Uno de los artífices mediáticos de la Revolución tuvo la decencia por "vergüenza torera" de suicidarse, pues en los años sesenta aún había sentido de culpa, y de autodisciplina "a
la japonesa".
A menudo se ignoran estas cosas, como la carta de despedida que dejó Miguel Ángel Quevedo, porque la historia real se ha diluído entre afanes por sobrevivir y censura y propaganda, a ambos lados del pueblo de mi país dividido, prostituído como puta de
Pereira Colombia, esnifando el pegamento de los actos de repudio que le permiten desahogar su ira contra alguien -sin importar que sea inocente del mal general y asfixiante-un país mendigo como un sintecho, siendo el techo tanto real como simbólico, pues va desde las casas cayéndose en La Habana, hasta el techo de comida y vestido dignos, de la simplemente maravillosa libertad, cuya carencia allí se denomina Libertad Máxima, como la carencia de elecciones Democracia Máxima.
Y ya les dejo con la carta sin más presentación, porque a ésta al lado de aquélla tiene igual
transcendencia que un papel dando vueltas en la autopista al paso veloz de un coche.
Sr.
Ernesto Montaner Miami,
Florida
Ernesto:
Cuando recibas esta carta ya te habrás enterado por la radio de la noticia de mi muerte. Ya me habré suicidado —¡al fin!— sin que nadie pudiera impedírmelo, como me lo impidieron tú y Agustín Alles el 21 de enero de 1965.
Sé que después de muerto llevarán sobre mi tumba montañas de inculpaciones. Que
querrán presentarme como «el único culpable» de la desgracia de Cuba. Y
no niego mis errores ni mi culpabilidad; lo que sí niego es que fuera «el único culpable». Culpables fuimos todos, en mayor o menor grado de responsabilidad.
Culpables fuimos todos. Los periodistas que llenaban mi mesa de artículos demoledores, arremetiendo contra todos los gobernantes. Buscadores de aplausos que, por satisfacer el morbo infecundo y brutal de la multitud, por sentirse halagados por la aprobación de la plebe, vestían el odioso uniforme que no se quitaban nunca. No importa quien fuera el presidente. Ni las cosas buenas que estuviese realizando a favor de Cuba. Había que atacarlos, y había que destruirlos. El mismo pueblo que los elegía, pedía a gritos sus cabezas en la plaza pública. El pueblo también fue culpable. El pueblo que quería a Guiteras. El pueblo que quería a Chibás. El pueblo que aplaudía a Pardo Llada. El pueblo que compraba Bohemia, porque Bohemia era vocero de ese pueblo. El pueblo que acompañó a Fidel desde Oriente hasta el campamento de Columbia.
Fidel no es más que el resultado del estallido de la demagogia y de la insensatez.

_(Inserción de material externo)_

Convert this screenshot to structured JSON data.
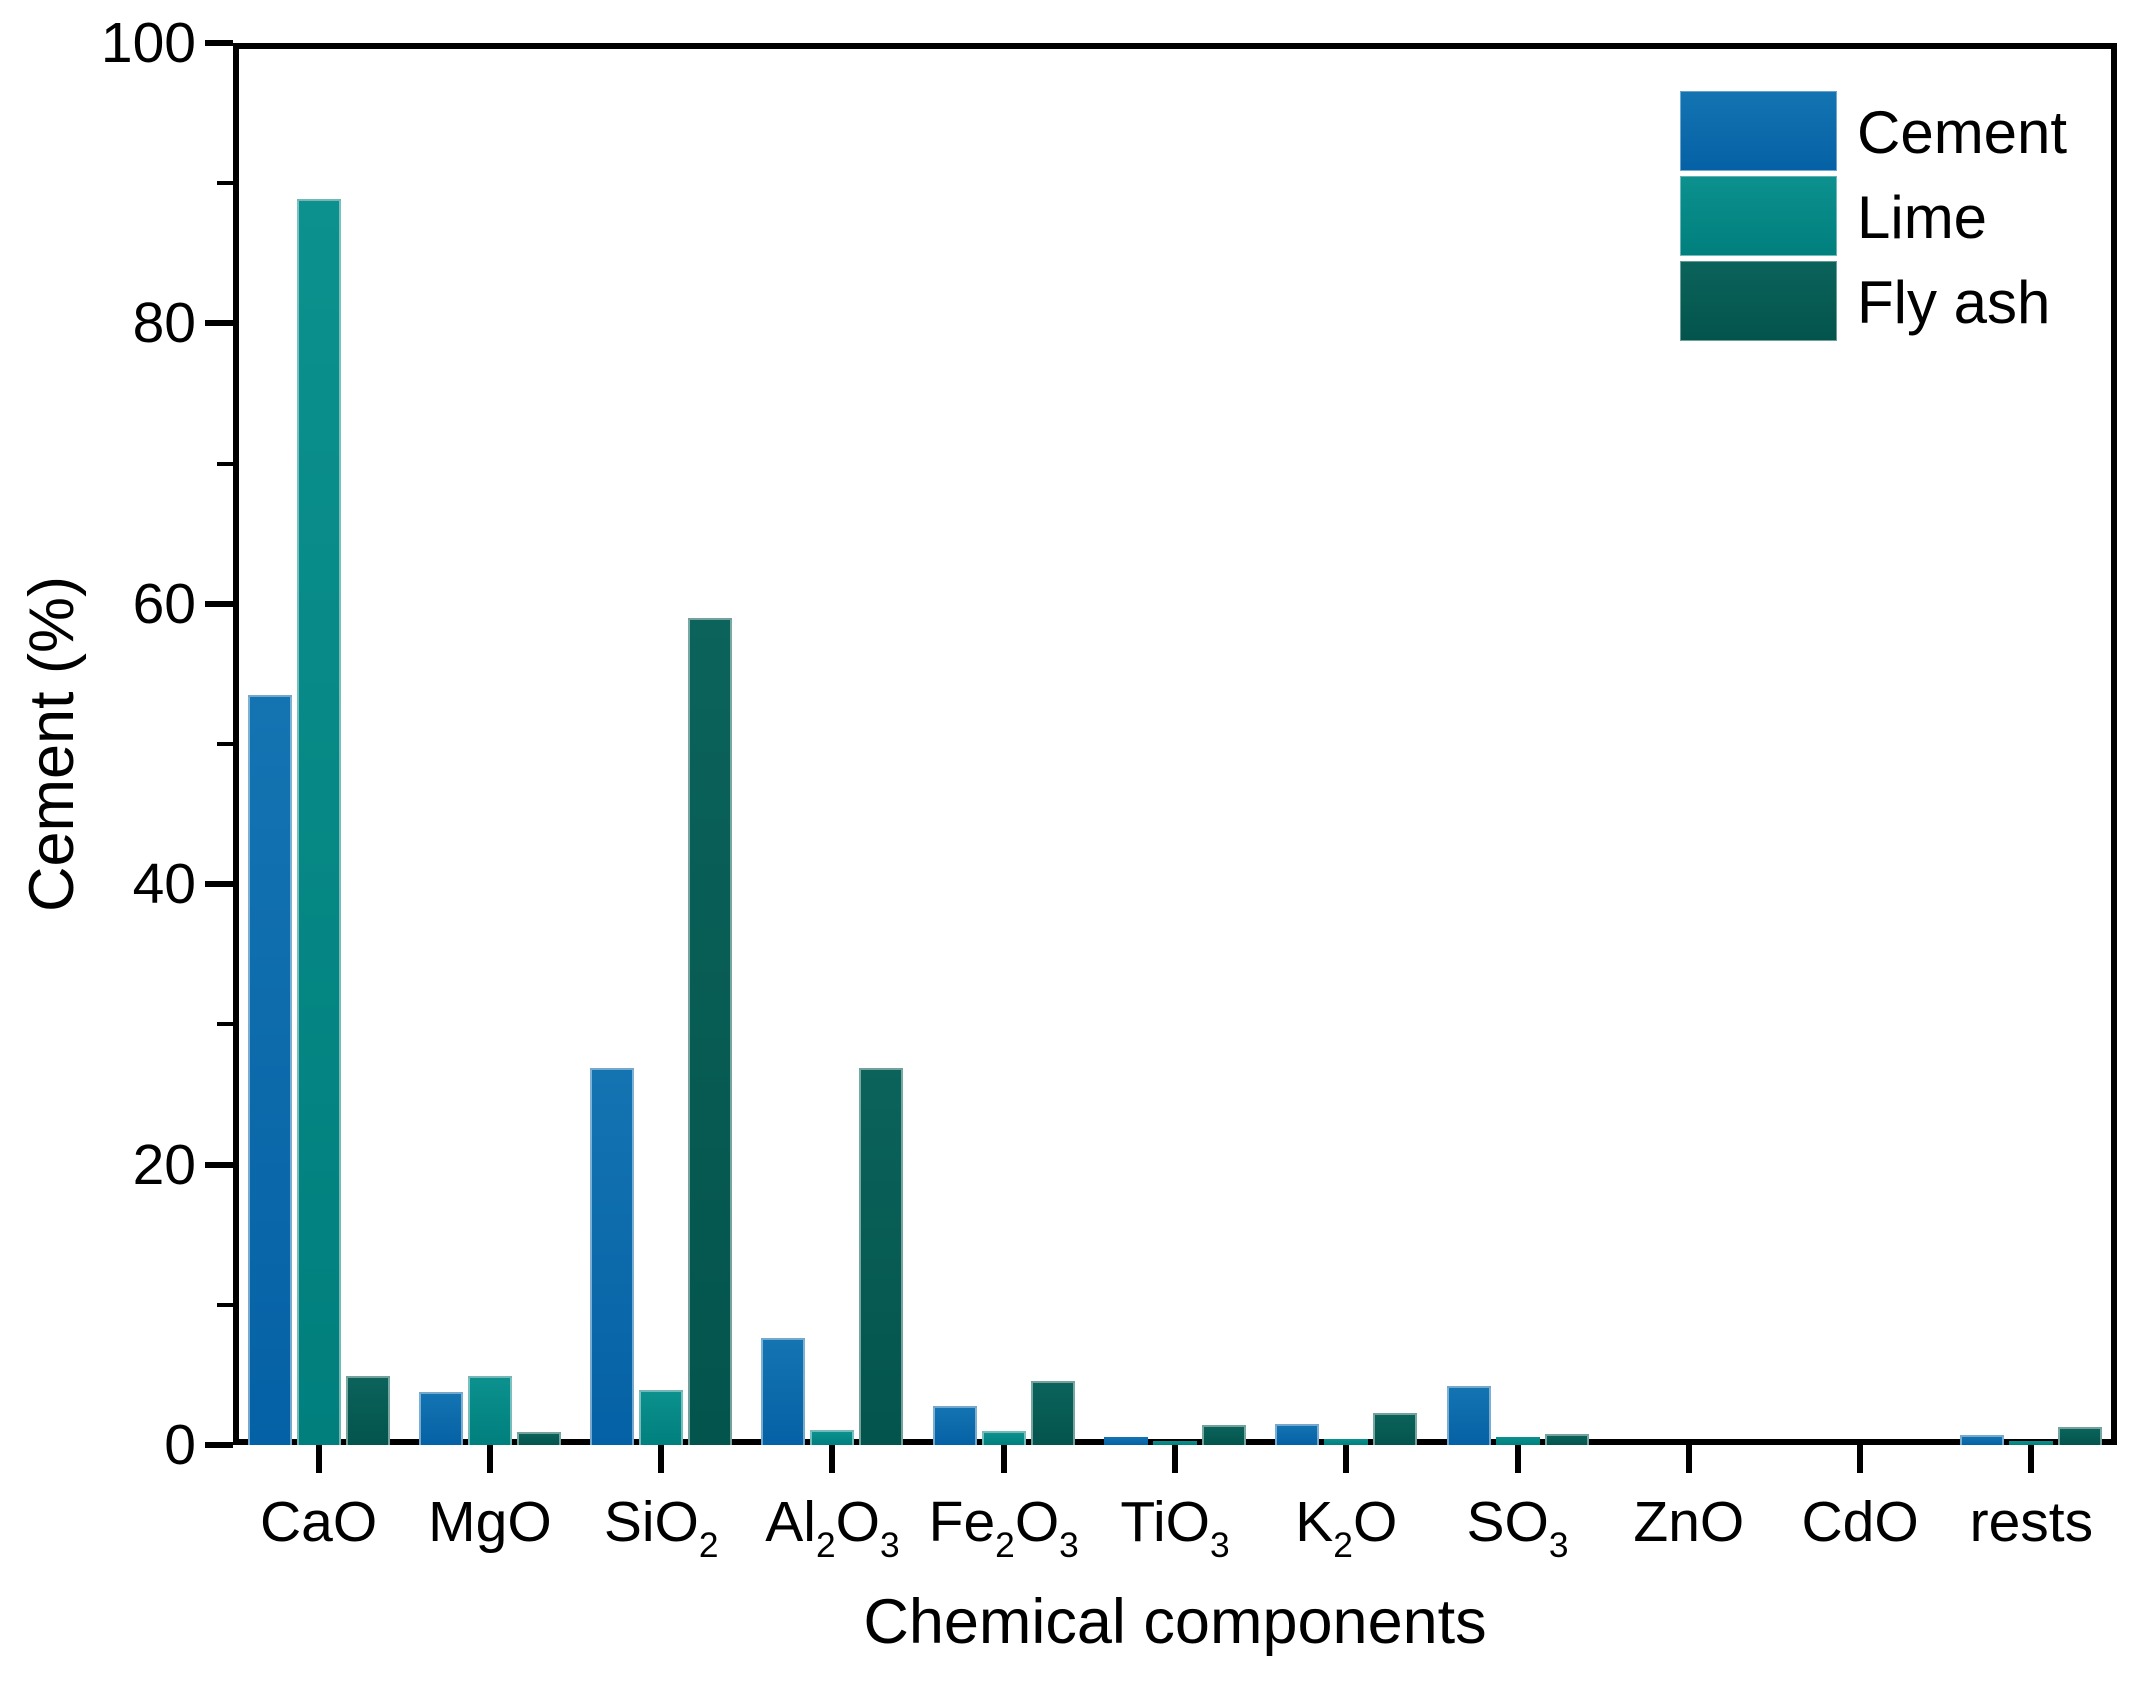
{
  "figure": {
    "background": "#ffffff",
    "frame_color": "#000000"
  },
  "chart_data": {
    "type": "bar",
    "title": "",
    "xlabel": "Chemical components",
    "ylabel": "Cement (%)",
    "ylim": [
      0,
      100
    ],
    "ytick_step": 20,
    "ytick_minor_step": 10,
    "ytick_labels": [
      "0",
      "20",
      "40",
      "60",
      "80",
      "100"
    ],
    "grid": false,
    "legend_position": "top-right-inside",
    "categories": [
      "CaO",
      "MgO",
      "SiO2",
      "Al2O3",
      "Fe2O3",
      "TiO3",
      "K2O",
      "SO3",
      "ZnO",
      "CdO",
      "rests"
    ],
    "categories_rich": [
      [
        {
          "t": "CaO"
        }
      ],
      [
        {
          "t": "MgO"
        }
      ],
      [
        {
          "t": "SiO"
        },
        {
          "t": "2",
          "sub": true
        }
      ],
      [
        {
          "t": "Al"
        },
        {
          "t": "2",
          "sub": true
        },
        {
          "t": "O"
        },
        {
          "t": "3",
          "sub": true
        }
      ],
      [
        {
          "t": "Fe"
        },
        {
          "t": "2",
          "sub": true
        },
        {
          "t": "O"
        },
        {
          "t": "3",
          "sub": true
        }
      ],
      [
        {
          "t": "TiO"
        },
        {
          "t": "3",
          "sub": true
        }
      ],
      [
        {
          "t": "K"
        },
        {
          "t": "2",
          "sub": true
        },
        {
          "t": "O"
        }
      ],
      [
        {
          "t": "SO"
        },
        {
          "t": "3",
          "sub": true
        }
      ],
      [
        {
          "t": "ZnO"
        }
      ],
      [
        {
          "t": "CdO"
        }
      ],
      [
        {
          "t": "rests"
        }
      ]
    ],
    "series": [
      {
        "name": "Cement",
        "color": "#0561a5",
        "color_top": "#1474b2",
        "values": [
          53.5,
          3.8,
          26.9,
          7.6,
          2.8,
          0.6,
          1.5,
          4.2,
          0,
          0,
          0.7
        ]
      },
      {
        "name": "Lime",
        "color": "#007f7d",
        "color_top": "#0c918e",
        "values": [
          88.9,
          4.9,
          3.9,
          1.1,
          1.0,
          0.3,
          0.45,
          0.6,
          0,
          0,
          0.25
        ]
      },
      {
        "name": "Fly ash",
        "color": "#03544c",
        "color_top": "#0b635b",
        "values": [
          4.9,
          0.9,
          59.0,
          26.9,
          4.6,
          1.4,
          2.3,
          0.8,
          0,
          0,
          1.3
        ]
      }
    ]
  }
}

Todos contribuimos a crearlo. Y todos, por resentidos, por demagogos, por estúpidos o por malvados, somos culpables de que llegara al poder.
Los periodistas que conociendo la hoja de Fidel, su participación en el Bogotazo Comunista, el asesinato de Manolo Castro y su conducta gansteril en la Universidad de la Habana, pedíamos una amnistía para él y sus cómplices en el asalto al Cuartel Moncada, cuando se encontraba en prisión.
Fue culpable el Congreso que aprobó la Ley de Amnistía. Los comentaristas de radio y televisión que la colmaron de elogios. Y la chusma que la aplaudió delirantemente en las graderías del Congreso de la República.
Bohemia no era más que un eco de la calle. Aquella calle contaminada por el odio que
aplaudió a Bohemia cuando inventó «los veinte mil muertos».
Invención diabólica del dipsómano Enriquito de la Osa, que sabía que BohemiaBohemia.
era un eco de la calle, pero que también la calle se hacía eco de lo que publicaba
Fueron culpables los millonarios que llenaron de dinero a Fidel para que derribara al régimen. Los miles de traidores que se vendieron al barbudo criminal. Y los que se ocuparon más del contrabando y del robo que de las acciones de la Sierra Maestra. Fueron
culpables los curas de sotanas rojas que mandaban a los jóvenes para la Sierra a servir a Castro y sus guerrilleros. Y el clero, oficialmente, que respaldaba a la revolución comunista con aquellas pastorales encendidas, conminando al Gobierno a entregar el poder.
Fue culpable Estados Unidos de América, que incautó las armas destinadas a las
fuerzas armadas de Cuba en su lucha contra los guerrilleros.
Y fue culpable el State Department, que respaldó la conjura internacional dirigida por los comunistas para adueñarse de Cuba.
Fueron culpables el Gobierno y su oposición, cuando el diálogo cívico, por no ceder y llegar a un acuerdo decoroso, pacífico y patriótico. Los infiltrados por Fidel en aquella gestión para sabotearla y hacerla fracasar como lo hicieron.
Fueron culpables los políticos abstencionistas, que cerraron las puertas a todos los cambios electoralistas. Y los periódicos que como Bohemia, le hicieron el juego a los abstencionistas, negándose a publicar nada relacionado con aquellas elecciones.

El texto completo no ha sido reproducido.